British firms—making great profits—provided the weaponry to Saudi Arabia that enforces the starvation strategy.
The British Empire encouraged divisionsAnd conditions for people living in Africa are getting worse thanks to imperialism. In 1820 the average wage of a worker in Africa was a third of that of a worker in Europe. By 2010 the average European earns 20 times as much.
Economic inequality means that the effects of famine are felt more harshly.
And famine is also more likely thanks to the European colonial restructuring of African economies. Focusing on key crops and commodities for export to trade on world markets meant African countries became increasingly reliant on trade, on unfavourable terms, rather than self-sufficiency.
South Sudan has already declared a famine and has a long and complex history with the West.
Britain controlled the area until 1956. Clan tensions were manipulated and increased—where no tensions existed they created new ones.
The Sudanese shared a common language and religion. But to rule the area the British empire encouraged divisions by giving prestige and patronage to some and ignoring others.
Plunder
It established different official languages and religions, and the West used this to subjugate South Sudan and plunder its resources.
Even after independence these divisions were still encouraged to maintain Western control.
The effects of this are still felt today. After independence the country was left with a flawed system that reinforced the clan divisions—often those in South Sudan were excluded from decision making.
The US and other powers were attracted by oil reserves and attacked the country if it did not follow its orders.
In 1998, under president Bill Clinton, the US launched Cruise missiles on the Al-Shifa pharmaceutical factory near Khartoum. Claims that it was producing nerve gas were widely discredited.

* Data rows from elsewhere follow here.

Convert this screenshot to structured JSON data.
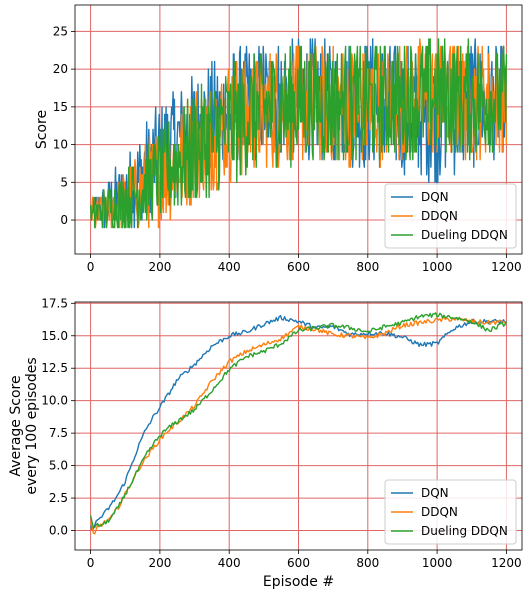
{
  "chart_data": [
    {
      "type": "line",
      "title": "",
      "xlabel": "",
      "ylabel": "Score",
      "xlim": [
        -45,
        1245
      ],
      "ylim": [
        -4.5,
        28.5
      ],
      "xticks": [
        0,
        200,
        400,
        600,
        800,
        1000,
        1200
      ],
      "yticks": [
        0,
        5,
        10,
        15,
        20,
        25
      ],
      "grid": true,
      "grid_color": "#e06666",
      "legend_position": "lower-right",
      "series": [
        {
          "name": "DQN",
          "color": "#1f77b4",
          "x": [
            0,
            100,
            200,
            300,
            400,
            500,
            600,
            700,
            800,
            900,
            1000,
            1100,
            1200
          ],
          "y_center": [
            0.5,
            3.5,
            9,
            12,
            14.5,
            16,
            16.5,
            15.5,
            15.5,
            14.5,
            14,
            15.5,
            16
          ],
          "y_spread": [
            2,
            5,
            7,
            8,
            8,
            8,
            8,
            8,
            9,
            9,
            9,
            9,
            7
          ]
        },
        {
          "name": "DDQN",
          "color": "#ff7f0e",
          "x": [
            0,
            100,
            200,
            300,
            400,
            500,
            600,
            700,
            800,
            900,
            1000,
            1100,
            1200
          ],
          "y_center": [
            0.5,
            2.5,
            6,
            10,
            13,
            14.5,
            15.5,
            15,
            15,
            16,
            16,
            16,
            16
          ],
          "y_spread": [
            2,
            4,
            7,
            8,
            8,
            8,
            8,
            8,
            8,
            8,
            8,
            8,
            7
          ]
        },
        {
          "name": "Dueling DDQN",
          "color": "#2ca02c",
          "x": [
            0,
            100,
            200,
            300,
            400,
            500,
            600,
            700,
            800,
            900,
            1000,
            1100,
            1200
          ],
          "y_center": [
            0.5,
            2.5,
            6,
            9.5,
            12.5,
            14.5,
            15.5,
            15.5,
            15.5,
            16,
            16.5,
            16,
            16
          ],
          "y_spread": [
            2,
            4,
            6,
            8,
            8,
            8,
            8,
            8,
            8,
            8,
            8,
            8,
            7
          ]
        }
      ]
    },
    {
      "type": "line",
      "title": "",
      "xlabel": "Episode #",
      "ylabel": "Average Score\nevery 100 episodes",
      "xlim": [
        -45,
        1245
      ],
      "ylim": [
        -1.5,
        17.6
      ],
      "xticks": [
        0,
        200,
        400,
        600,
        800,
        1000,
        1200
      ],
      "yticks": [
        0.0,
        2.5,
        5.0,
        7.5,
        10.0,
        12.5,
        15.0,
        17.5
      ],
      "grid": true,
      "grid_color": "#e06666",
      "legend_position": "lower-right",
      "series": [
        {
          "name": "DQN",
          "color": "#1f77b4",
          "x": [
            0,
            10,
            20,
            40,
            60,
            80,
            100,
            120,
            140,
            160,
            180,
            200,
            220,
            250,
            300,
            350,
            400,
            450,
            500,
            550,
            600,
            650,
            700,
            750,
            800,
            850,
            900,
            950,
            1000,
            1050,
            1100,
            1150,
            1200
          ],
          "y": [
            0.2,
            0.3,
            0.8,
            1.3,
            2.0,
            2.8,
            3.8,
            5.2,
            6.6,
            7.8,
            8.7,
            9.5,
            10.3,
            11.6,
            12.8,
            14.2,
            15.0,
            15.3,
            15.9,
            16.4,
            16.1,
            15.6,
            15.7,
            15.1,
            15.2,
            15.2,
            14.9,
            14.3,
            14.4,
            15.6,
            16.1,
            16.1,
            16.1
          ]
        },
        {
          "name": "DDQN",
          "color": "#ff7f0e",
          "x": [
            0,
            10,
            20,
            40,
            60,
            80,
            100,
            120,
            140,
            160,
            180,
            200,
            220,
            250,
            300,
            350,
            400,
            450,
            500,
            550,
            600,
            650,
            700,
            750,
            800,
            850,
            900,
            950,
            1000,
            1050,
            1100,
            1150,
            1200
          ],
          "y": [
            0.6,
            -0.5,
            0.3,
            0.6,
            1.0,
            1.8,
            2.8,
            3.8,
            4.8,
            5.6,
            6.3,
            7.0,
            7.6,
            8.3,
            9.6,
            11.5,
            13.0,
            13.8,
            14.3,
            14.8,
            15.7,
            15.5,
            15.1,
            15.0,
            14.8,
            15.2,
            15.8,
            16.0,
            16.2,
            16.3,
            16.1,
            16.0,
            16.1
          ]
        },
        {
          "name": "Dueling DDQN",
          "color": "#2ca02c",
          "x": [
            0,
            10,
            20,
            40,
            60,
            80,
            100,
            120,
            140,
            160,
            180,
            200,
            220,
            250,
            300,
            350,
            400,
            450,
            500,
            550,
            600,
            650,
            700,
            750,
            800,
            850,
            900,
            950,
            1000,
            1050,
            1100,
            1150,
            1200
          ],
          "y": [
            1.0,
            0.2,
            0.4,
            0.5,
            1.0,
            1.8,
            2.8,
            3.8,
            4.8,
            5.8,
            6.6,
            7.3,
            7.8,
            8.4,
            9.3,
            10.8,
            12.4,
            13.4,
            13.8,
            14.4,
            15.4,
            15.6,
            15.8,
            15.6,
            15.3,
            15.7,
            16.0,
            16.5,
            16.6,
            16.4,
            16.1,
            15.4,
            16.0
          ]
        }
      ]
    }
  ]
}
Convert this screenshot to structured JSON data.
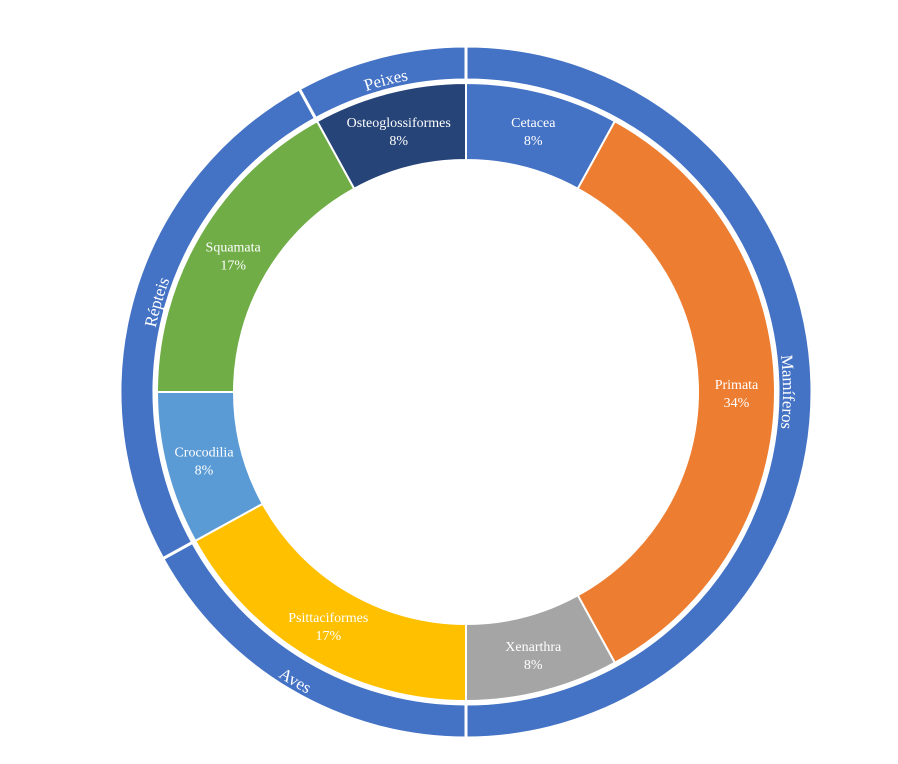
{
  "chart_data": {
    "type": "sunburst",
    "inner_ring": [
      {
        "name": "Cetacea",
        "value": 8,
        "label": "8%",
        "color": "#4472C4"
      },
      {
        "name": "Primata",
        "value": 34,
        "label": "34%",
        "color": "#ED7D31"
      },
      {
        "name": "Xenarthra",
        "value": 8,
        "label": "8%",
        "color": "#A5A5A5"
      },
      {
        "name": "Psittaciformes",
        "value": 17,
        "label": "17%",
        "color": "#FFC000"
      },
      {
        "name": "Crocodilia",
        "value": 8,
        "label": "8%",
        "color": "#5B9BD5"
      },
      {
        "name": "Squamata",
        "value": 17,
        "label": "17%",
        "color": "#70AD47"
      },
      {
        "name": "Osteoglossiformes",
        "value": 8,
        "label": "8%",
        "color": "#264478"
      }
    ],
    "outer_ring": [
      {
        "name": "Mamíferos",
        "value": 50,
        "color": "#4472C4"
      },
      {
        "name": "Aves",
        "value": 17,
        "color": "#4472C4"
      },
      {
        "name": "Répteis",
        "value": 25,
        "color": "#4472C4"
      },
      {
        "name": "Peixes",
        "value": 8,
        "color": "#4472C4"
      }
    ]
  }
}
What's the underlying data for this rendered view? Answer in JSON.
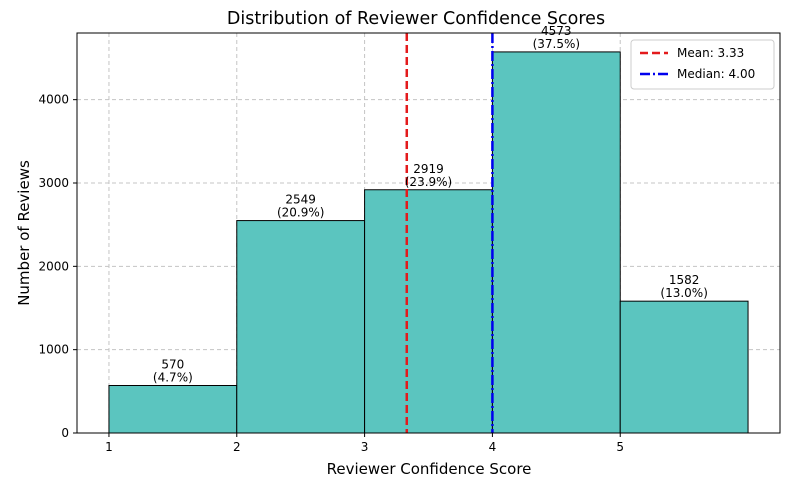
{
  "chart_data": {
    "type": "bar",
    "title": "Distribution of Reviewer Confidence Scores",
    "xlabel": "Reviewer Confidence Score",
    "ylabel": "Number of Reviews",
    "bins": [
      {
        "start": 1,
        "end": 2,
        "count": 570,
        "pct_label": "(4.7%)"
      },
      {
        "start": 2,
        "end": 3,
        "count": 2549,
        "pct_label": "(20.9%)"
      },
      {
        "start": 3,
        "end": 4,
        "count": 2919,
        "pct_label": "(23.9%)"
      },
      {
        "start": 4,
        "end": 5,
        "count": 4573,
        "pct_label": "(37.5%)"
      },
      {
        "start": 5,
        "end": 6,
        "count": 1582,
        "pct_label": "(13.0%)"
      }
    ],
    "xlim": [
      0.75,
      6.25
    ],
    "ylim": [
      0,
      4800
    ],
    "x_ticks": [
      1,
      2,
      3,
      4,
      5
    ],
    "y_ticks": [
      0,
      1000,
      2000,
      3000,
      4000
    ],
    "grid": true,
    "bar_color": "#5bc5bf",
    "reference_lines": [
      {
        "name": "Mean",
        "value": 3.33,
        "label": "Mean: 3.33",
        "color": "#e31a1c",
        "style": "dashed"
      },
      {
        "name": "Median",
        "value": 4.0,
        "label": "Median: 4.00",
        "color": "#0000ee",
        "style": "dashdot"
      }
    ],
    "legend_position": "top-right"
  }
}
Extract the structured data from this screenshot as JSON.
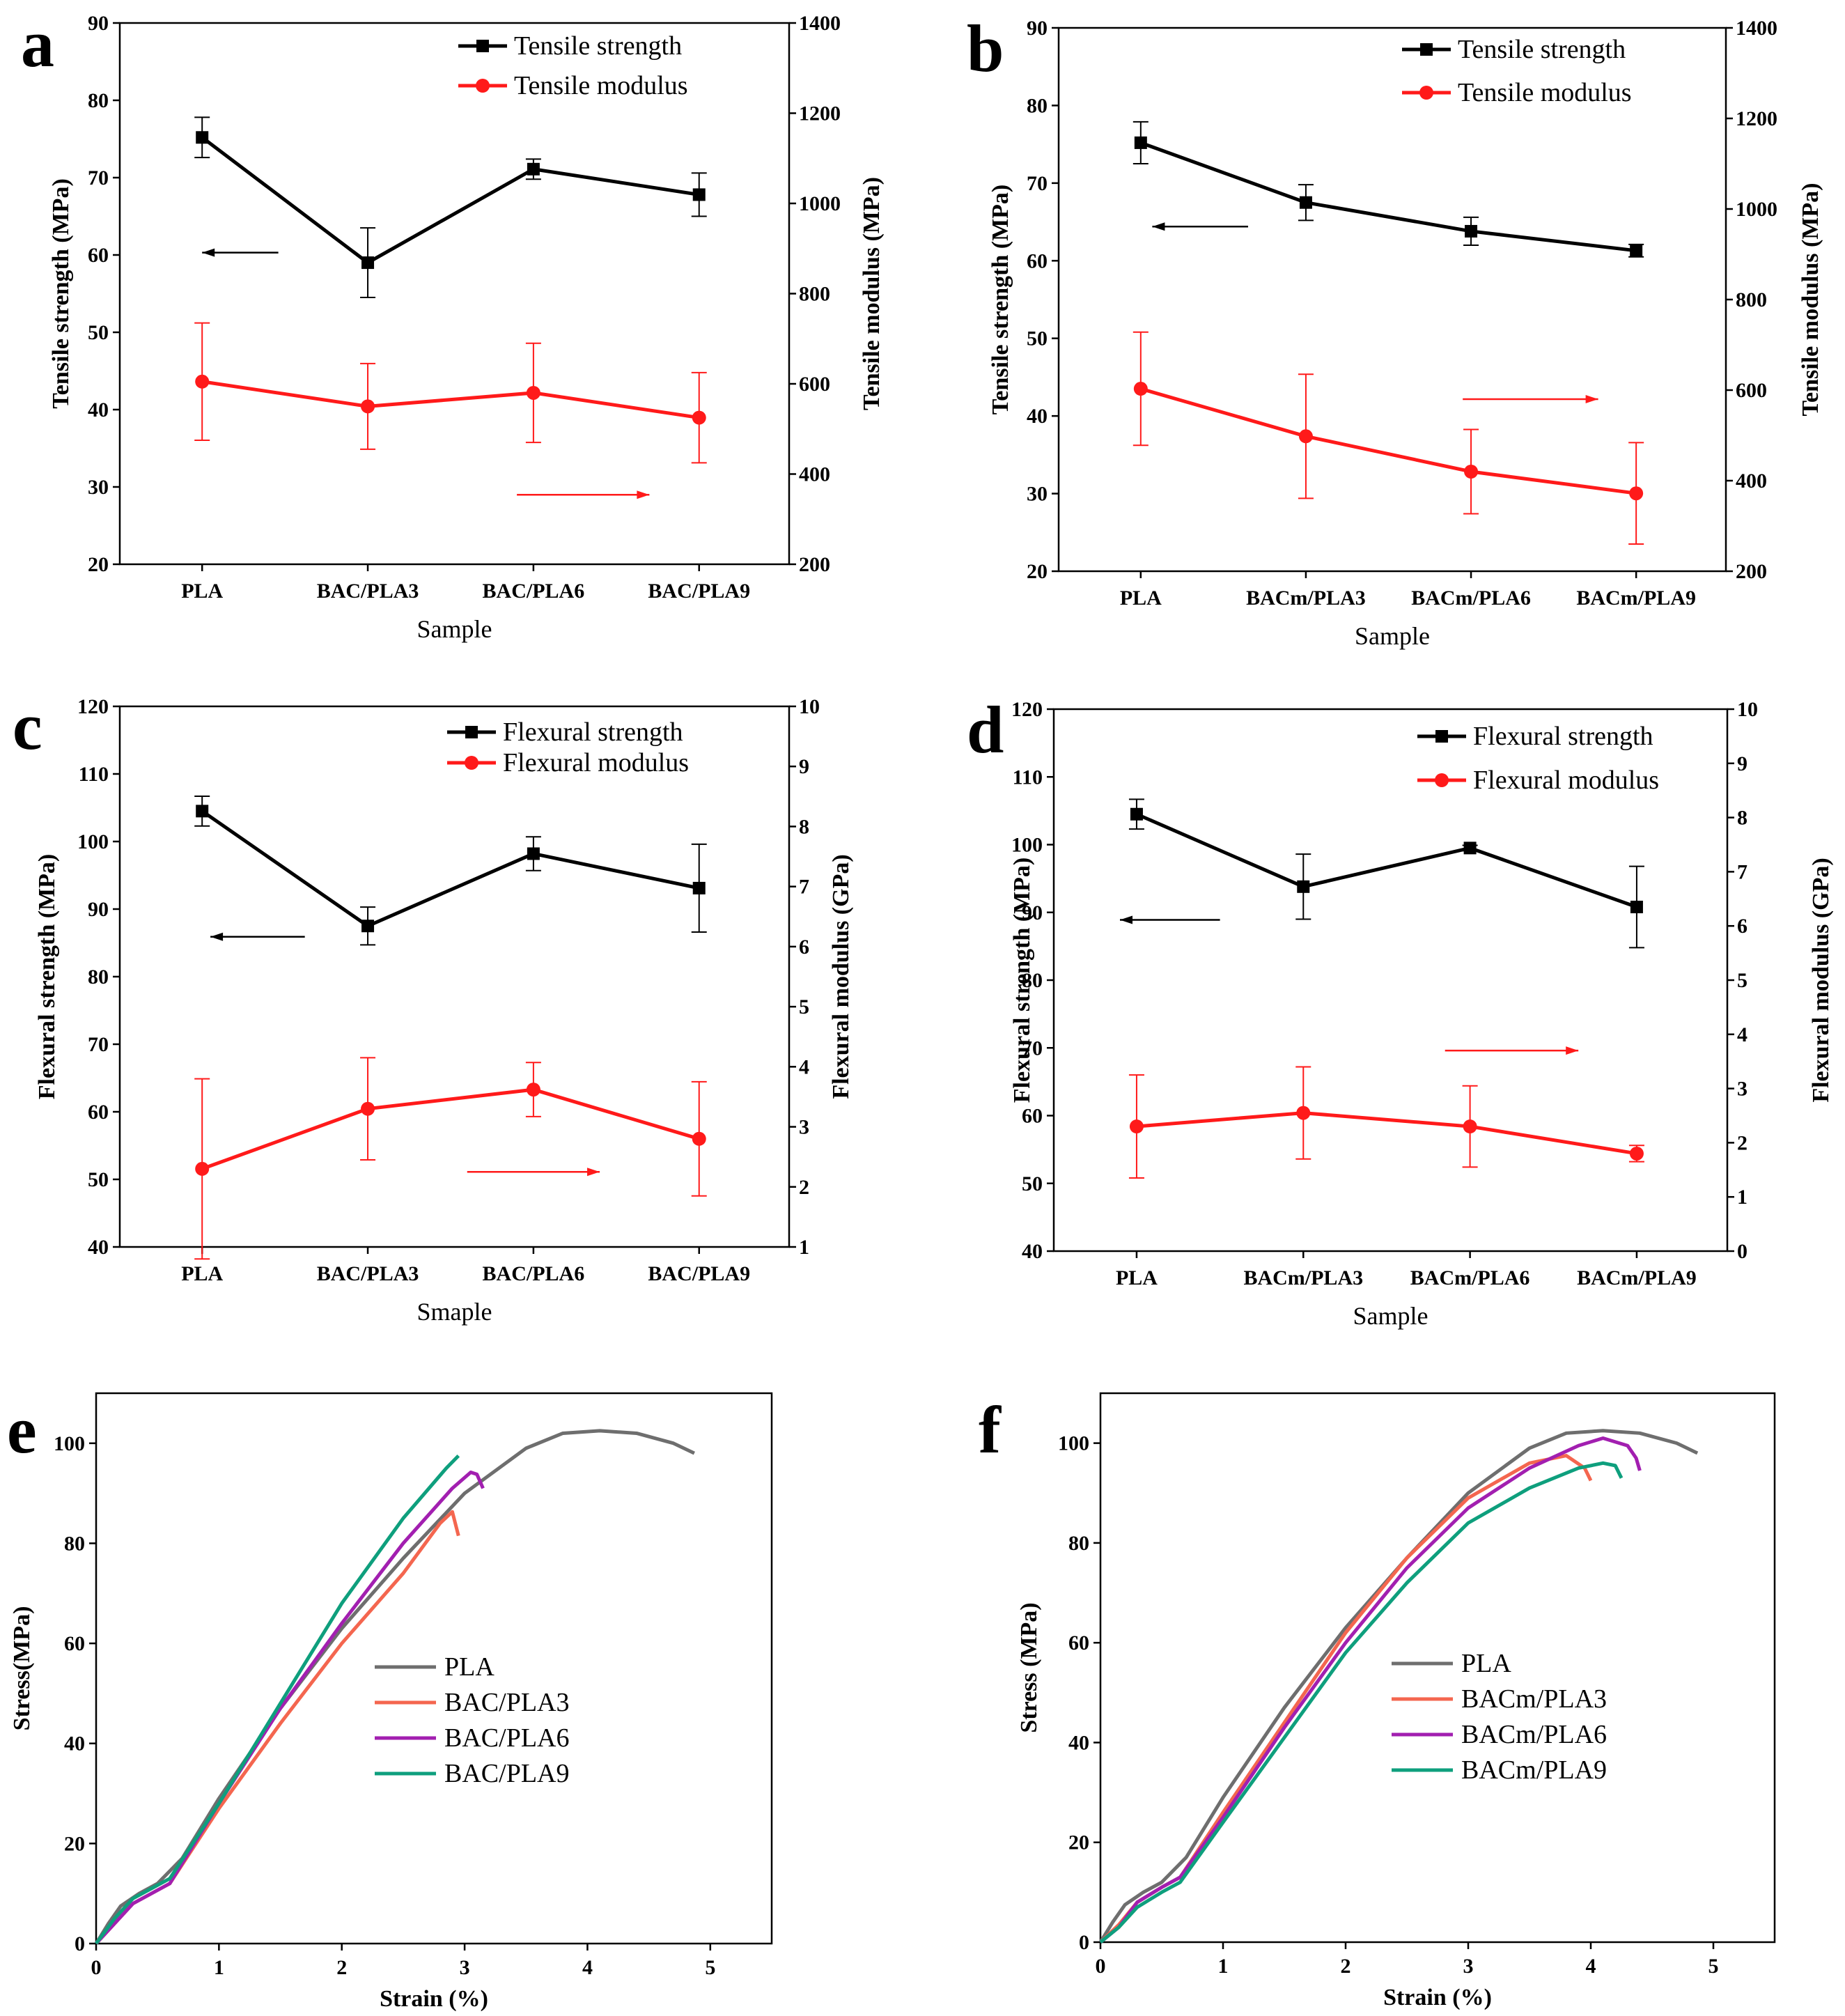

Al-Shifa provided 50 percent of Sudan’s medicines, and its destruction, according to one leading German diplomat, caused “several tens of thousands of deaths”.
The West still looks to exert a heavy influence. The divisions established by imperialism still play a role.
Now civil war wreaks havoc and thousands have been displaced as internal refugees and famine affects millions.
A three-year war in South Sudan has seen tens of thousands of civilians killed in horrific attacks, often targeted on the basis of their ethnicity. The US-supported government is the major culprit.
Famine is a part of this process.
A report last month by the UN Commission on Human Rights into South Sudan describes deliberate starvation and bombardment of civilians.
There were earlier reports of “warning signs for ethnic cleansing” and “indicators for genocide”, although the UN agency now says these have “diminished”.
Western countries do give some foreign aid but this is usually comes with strings attached.
Attacks
Parts of Nigeria are also at risk of famine and again the common factor is war. Boko Haram is waging deadly attacks in North Eastern Nigeria and has killed thousands.
The displacement of people fleeing the violence has led to a lack of crops and cultivation and the threat of famine.
The government’s fight against Boko Haram as part of the “war on terror” has increased the violence in the regions. Some elites in Nigeria have now backed the group in an attempt to regain control of the region.
Famine is a particularly gross example of the mismatch between the potential to meet human need and capitalism’s crushing of such possibilities.
At the same time as further reports of famine appeared last week, US business magazine Forbes announced, “It was a record year for the richest people on earth, as the number of billionaires jumped 13 percent to 2,043 from 1,810 last year.
“Their total net worth rose by 18 percent to £6.15 trillion.”
As long as capitalism exists, great powers will exploit and manipulate—and famine, war and disease will emerge again and again.